Chaque avion quittant le tarmac embarque avec lui, conservées dans l’endroit le plus sûr de l’appareil, deux boîtes noires : l’une appelée « enregistreur phonique », qui conserve les conversations entre pilotes et/ou contrôleurs aériens, et l’autre destinée à enregistrer tous les paramètres de vols du trajet. Ces boîtes noires, bien qu’en réalité pas du tout noires (elles sont généralement de couleur orange), permettent ainsi, en cas de catastrophe aérienne ou d’incident technique, d’en comprendre les raisons. Mais ce procédé judicieux, et qui aura permis de dénouer de nombreux mystères entourant des crashs aériens, pourrait-il être transposé dans d’autres domaines ?
En fait, pourquoi pas ? Nous pourrions par exemple adapter ce concept à l’échelle planétaire avec une boîte enregistrant les paramètres les plus cruciaux d’une multitude de secteurs, pourvu que ces derniers soient liés à l’évolution de notre civilisation. Pourquoi une boîte noire, alors que l’Internet fait en quelque sorte déjà le travail, demanderez-vous ? Eh bien simplement pour que ces données soient conservées au cas où notre civilisation s’effondrait. Et ne croyez pas qu’il s’agisse là de science-fiction, car l’idée a déjà fait son petit bonhomme de chemin au sein d’un groupe de chercheurs.
Étant convaincus que nous ne pourrons faire marche arrière, notamment en matière de climat, ces derniers entendent ainsi enregistrer, et de manière méthodique, toutes les étapes menant à… la fin de l’humanité. Mais pourquoi faire, pourrait-on se demander, puisque par définition il n’y aurait alors plus d’humanité ? En fait, peut-être parce qu’il se pourrait, malgré tout, que des populations survivent à notre folie, bénéficiant alors de précieuses informations sur les tragédies passées. À moins que ces dernières n’atterrissent un jour entre les mains d’une civilisation… extraterrestre.

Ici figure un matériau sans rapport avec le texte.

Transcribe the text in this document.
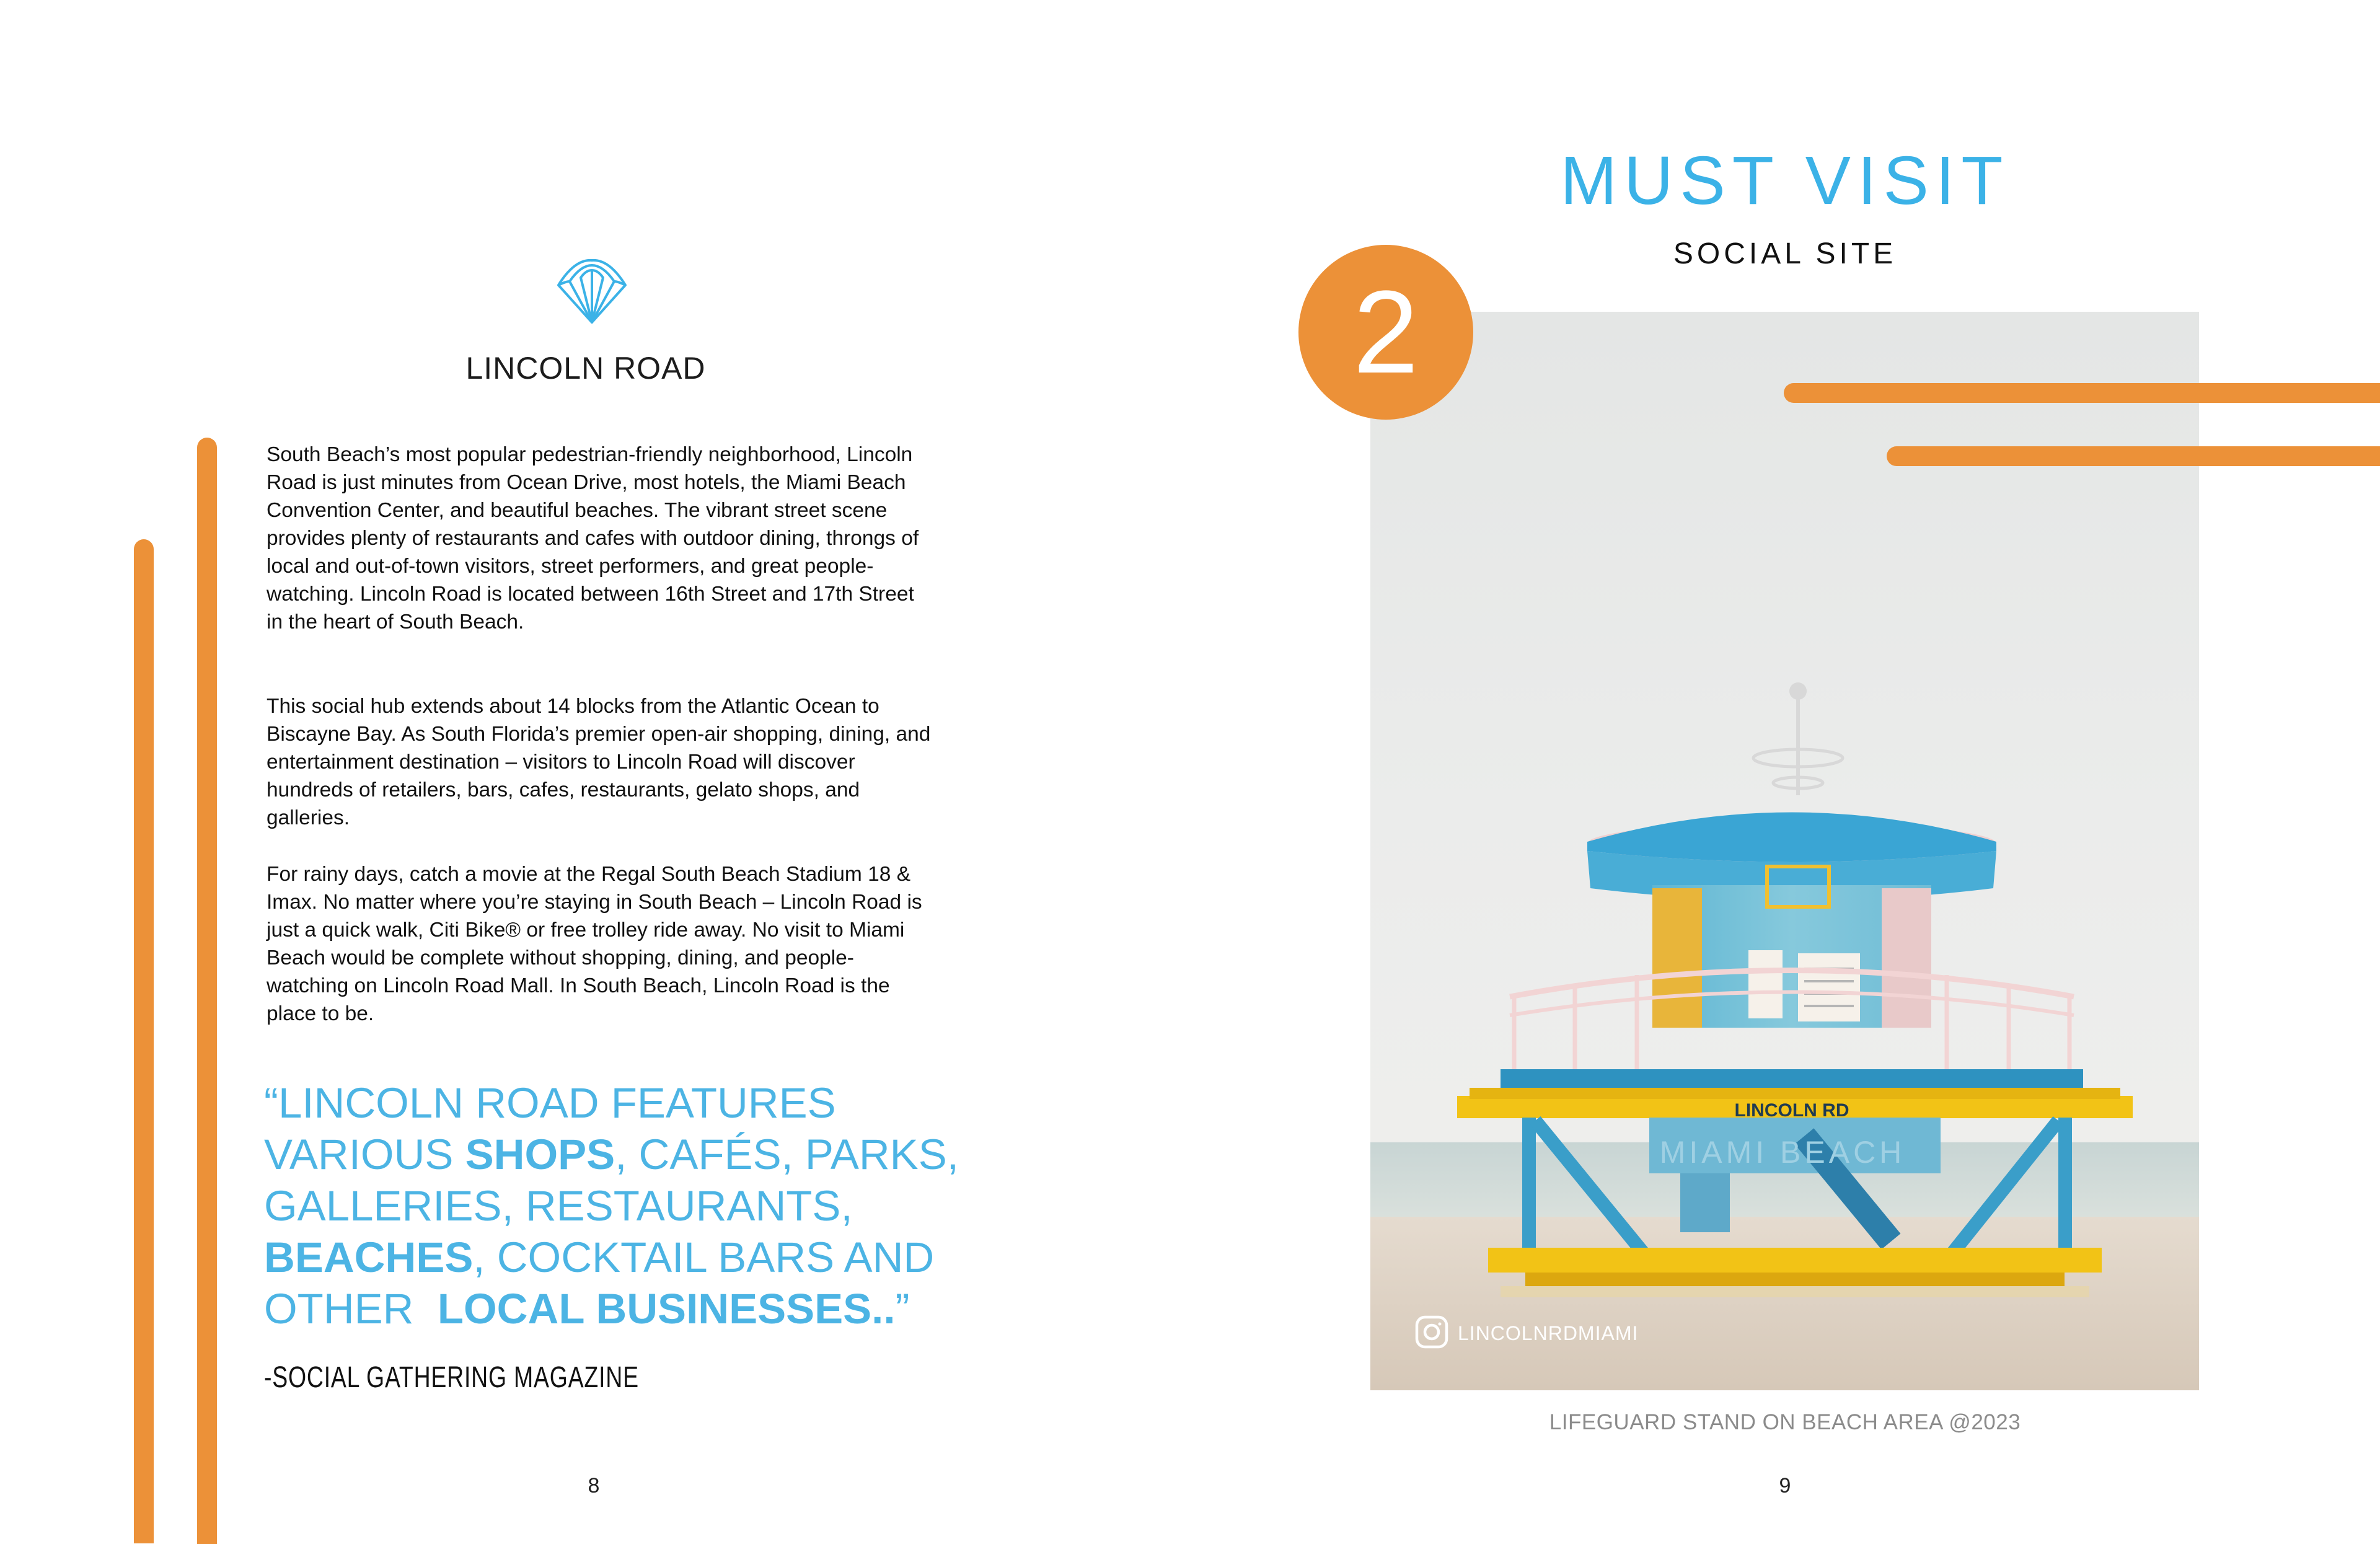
LINCOLN ROAD
South Beach’s most popular pedestrian-friendly neighborhood, Lincoln Road is just minutes from Ocean Drive, most hotels, the Miami Beach Convention Center, and beautiful beaches. The vibrant street scene provides plenty of restaurants and cafes with outdoor dining, throngs of local and out-of-town visitors, street performers, and great people-watching. Lincoln Road is located between 16th Street and 17th Street in the heart of South Beach.
This social hub extends about 14 blocks from the Atlantic Ocean to Biscayne Bay. As South Florida’s premier open-air shopping, dining, and entertainment destination – visitors to Lincoln Road will discover hundreds of retailers, bars, cafes, restaurants, gelato shops, and galleries.
For rainy days, catch a movie at the Regal South Beach Stadium 18 & Imax. No matter where you’re staying in South Beach – Lincoln Road is just a quick walk, Citi Bike® or free trolley ride away. No visit to Miami Beach would be complete without shopping, dining, and people-watching on Lincoln Road Mall. In South Beach, Lincoln Road is the place to be.
“LINCOLN ROAD FEATURES VARIOUS SHOPS, CAFÉS, PARKS, GALLERIES, RESTAURANTS, BEACHES, COCKTAIL BARS AND OTHER  LOCAL BUSINESSES..”
-SOCIAL GATHERING MAGAZINE
8
MUST VISIT
SOCIAL SITE
LINCOLN RD
MIAMI BEACH
2
LINCOLNRDMIAMI
LIFEGUARD STAND ON BEACH AREA @2023
9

Cette « boîte », de dix mètres de long et recouverte d’acier trempé et de granit, n’est certes pas le projet le plus sérieux du monde, mais elle met en évidence la probabilité grandissante d’un effondrement général qui, lui, est tout sauf sorti d’esprits fantaisistes. Un peu comme le décrit Collapse, le best-seller de Jared Diamond (qui avait même réussi à inquiéter publiquement le Français Edouard Philippe, alors que ce dernier occupait encore le poste de Premier ministre), ces effondrements – puisqu’ils sont multiples – n’épargneront aucun secteur de la vie sociale, que ce soit en termes environnemental, économique, écologique, politique, climatique, culturel, etc. Autant d’items interconnectés qui, du fait de leurs incidences ou origines anthropiques, se seront engagés sur le chemin d’un long déclin, avec pour conséquence finale de précipiter le monde vers un chaos sans précédent. À moins que nous ne changions notre fusil d’épaule, bien entendu.

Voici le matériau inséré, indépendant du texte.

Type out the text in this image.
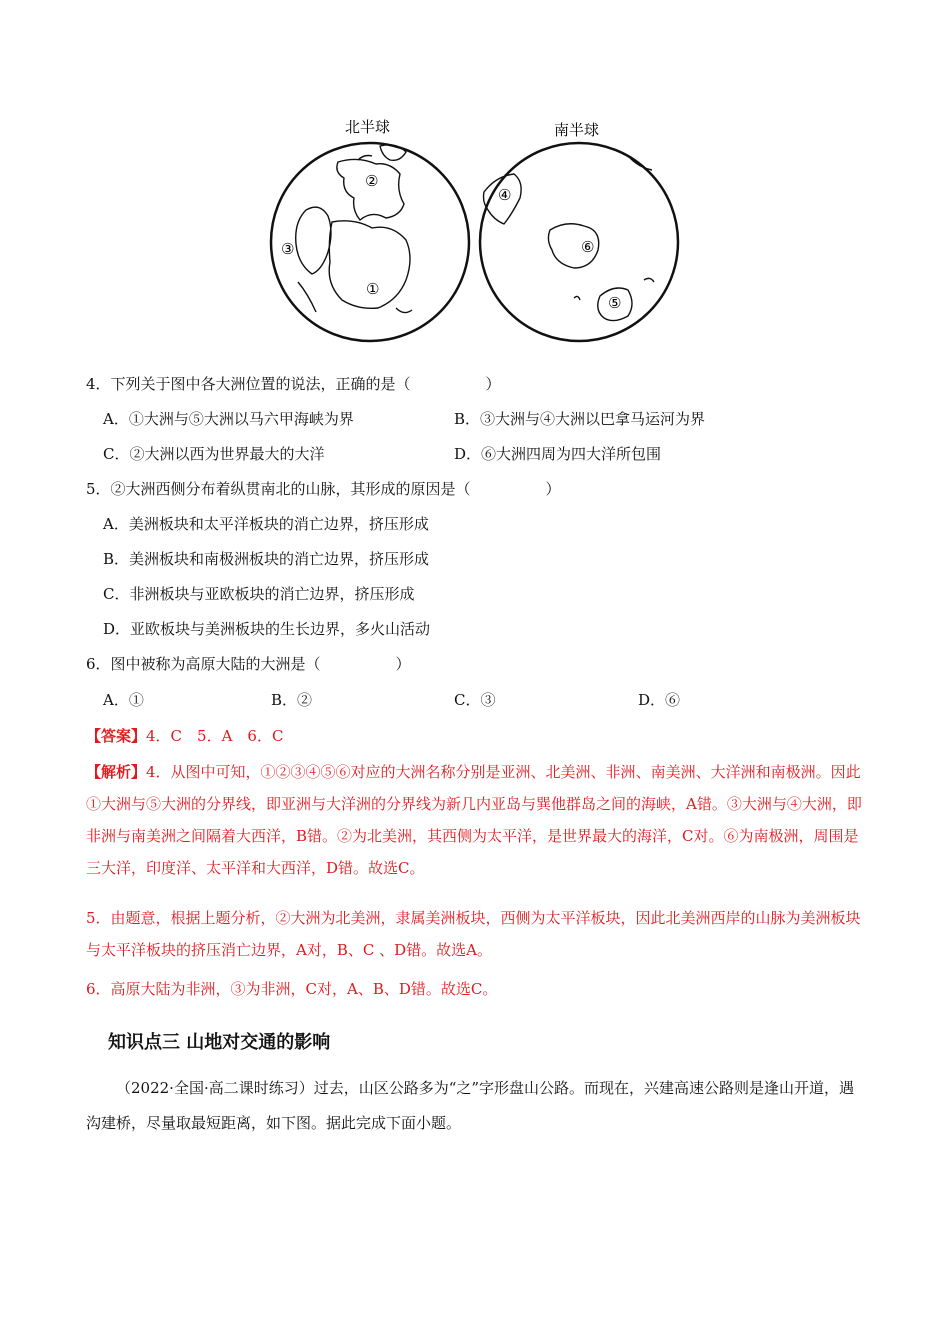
北半球	南半球
②
③
①
④
⑥
⑤
4．下列关于图中各大洲位置的说法，正确的是（　　　　　）
A．①大洲与⑤大洲以马六甲海峡为界	B．③大洲与④大洲以巴拿马运河为界
C．②大洲以西为世界最大的大洋	D．⑥大洲四周为四大洋所包围
5．②大洲西侧分布着纵贯南北的山脉，其形成的原因是（　　　　　）
A．美洲板块和太平洋板块的消亡边界，挤压形成
B．美洲板块和南极洲板块的消亡边界，挤压形成
C．非洲板块与亚欧板块的消亡边界，挤压形成
D．亚欧板块与美洲板块的生长边界，多火山活动
6．图中被称为高原大陆的大洲是（　　　　　）
A．①	B．②	C．③	D．⑥
【答案】4．C　5．A　6．C
【解析】4．从图中可知，①②③④⑤⑥对应的大洲名称分别是亚洲、北美洲、非洲、南美洲、大洋洲和南极洲。因此①大洲与⑤大洲的分界线，即亚洲与大洋洲的分界线为新几内亚岛与巽他群岛之间的海峡，A错。③大洲与④大洲，即非洲与南美洲之间隔着大西洋，B错。②为北美洲，其西侧为太平洋，是世界最大的海洋，C对。⑥为南极洲，周围是三大洋，印度洋、太平洋和大西洋，D错。故选C。
5．由题意，根据上题分析，②大洲为北美洲，隶属美洲板块，西侧为太平洋板块，因此北美洲西岸的山脉为美洲板块与太平洋板块的挤压消亡边界，A对，B、C 、D错。故选A。
6．高原大陆为非洲，③为非洲，C对，A、B、D错。故选C。
知识点三 山地对交通的影响
（2022·全国·高二课时练习）过去，山区公路多为“之”字形盘山公路。而现在，兴建高速公路则是逢山开道，遇沟建桥，尽量取最短距离，如下图。据此完成下面小题。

Au risque de nous répéter, la principale cause de toutes ces catastrophes systémiques (et celles à venir) est notre économie de marché, que rien ni personne ne semble avoir intérêt à changer dans l’immédiat, et ce, bien que nous en connaissions les risques globaux. Ce faisant, nous maintenons en place un système basé sur le pillage sans relâche de nos ressources, avec les conséquences que l’on connaît, notamment sur le climat. Pour autant, tout cela aura une fin, comme lorsque le pétrole viendra à manquer et/ou deviendra trop cher à extraire. Entraînant dans son sillage tout ce que l’on peut imaginer de pire (effondrement des marchés, crises sociales, politiques…).

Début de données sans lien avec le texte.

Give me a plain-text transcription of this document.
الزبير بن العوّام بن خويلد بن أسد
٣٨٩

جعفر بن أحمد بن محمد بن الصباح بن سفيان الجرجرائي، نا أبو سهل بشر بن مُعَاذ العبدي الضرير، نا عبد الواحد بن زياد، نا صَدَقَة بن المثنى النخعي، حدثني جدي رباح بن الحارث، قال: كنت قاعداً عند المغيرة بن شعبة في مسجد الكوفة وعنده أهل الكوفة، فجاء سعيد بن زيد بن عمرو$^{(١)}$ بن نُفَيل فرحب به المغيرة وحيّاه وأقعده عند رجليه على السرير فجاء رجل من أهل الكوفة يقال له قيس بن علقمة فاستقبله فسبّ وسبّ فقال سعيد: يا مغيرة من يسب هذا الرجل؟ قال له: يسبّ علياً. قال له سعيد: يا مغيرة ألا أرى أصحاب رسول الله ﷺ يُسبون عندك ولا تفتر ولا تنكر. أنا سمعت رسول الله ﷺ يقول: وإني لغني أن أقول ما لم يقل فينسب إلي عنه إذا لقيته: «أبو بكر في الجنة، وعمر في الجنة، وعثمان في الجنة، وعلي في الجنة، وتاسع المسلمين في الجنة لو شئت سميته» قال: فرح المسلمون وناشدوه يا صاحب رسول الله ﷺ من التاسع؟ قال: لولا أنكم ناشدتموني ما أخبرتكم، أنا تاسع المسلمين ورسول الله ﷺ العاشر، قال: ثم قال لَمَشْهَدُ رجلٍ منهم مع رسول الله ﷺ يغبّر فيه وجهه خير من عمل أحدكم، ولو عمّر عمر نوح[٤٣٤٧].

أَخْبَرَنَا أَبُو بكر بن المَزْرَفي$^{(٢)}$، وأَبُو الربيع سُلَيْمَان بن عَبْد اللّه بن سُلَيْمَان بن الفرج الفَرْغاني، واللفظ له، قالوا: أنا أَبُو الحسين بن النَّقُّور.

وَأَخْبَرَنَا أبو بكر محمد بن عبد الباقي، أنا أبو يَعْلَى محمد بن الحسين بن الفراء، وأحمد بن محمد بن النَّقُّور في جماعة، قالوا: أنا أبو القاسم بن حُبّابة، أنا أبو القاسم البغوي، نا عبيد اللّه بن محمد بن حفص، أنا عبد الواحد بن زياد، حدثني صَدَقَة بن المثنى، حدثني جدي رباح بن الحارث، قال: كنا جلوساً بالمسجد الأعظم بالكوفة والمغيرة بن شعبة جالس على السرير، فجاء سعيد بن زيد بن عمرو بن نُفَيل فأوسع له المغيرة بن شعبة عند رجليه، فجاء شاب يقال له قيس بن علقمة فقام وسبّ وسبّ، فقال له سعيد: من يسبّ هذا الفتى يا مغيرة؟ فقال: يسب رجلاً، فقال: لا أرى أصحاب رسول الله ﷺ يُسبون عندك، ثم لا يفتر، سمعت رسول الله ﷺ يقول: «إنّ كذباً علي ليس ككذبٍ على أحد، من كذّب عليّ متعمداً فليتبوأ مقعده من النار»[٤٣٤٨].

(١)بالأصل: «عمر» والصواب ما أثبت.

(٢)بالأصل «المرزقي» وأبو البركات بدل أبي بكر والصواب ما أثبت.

Prenons pour conclure un dernier exemple : celui de la biodiversité. Dans ce cas, l’effondrement pourrait être perçu comme la disparition d’un nombre suffisant d’espèces appartenant à la même famille alimentaire que pour compromettre l’équilibre de cette même chaîne. Et c’est exactement ce qui se passe. La perte de la biodiversité est d’ailleurs telle que l’on estime que nous sommes entrés dans la 6e extinction de masse, avec des centaines de milliers d’espèces éteintes du fait de l’homme en quelques siècles seulement. Malgré cela, nous faisons mine d’ignorer cette réalité. Et ce, même s’il est une espèce dont la disparition devrait pourtant davantage nous parler, puisqu’il s’agit de la nôtre. Car c’est un fait : si nous n’y prenons garde, l’homme pourrait bien rejoindre un jour prochain notre dodo national. Et par conséquent finir lui aussi dans une boîte. Noire, bien entendu !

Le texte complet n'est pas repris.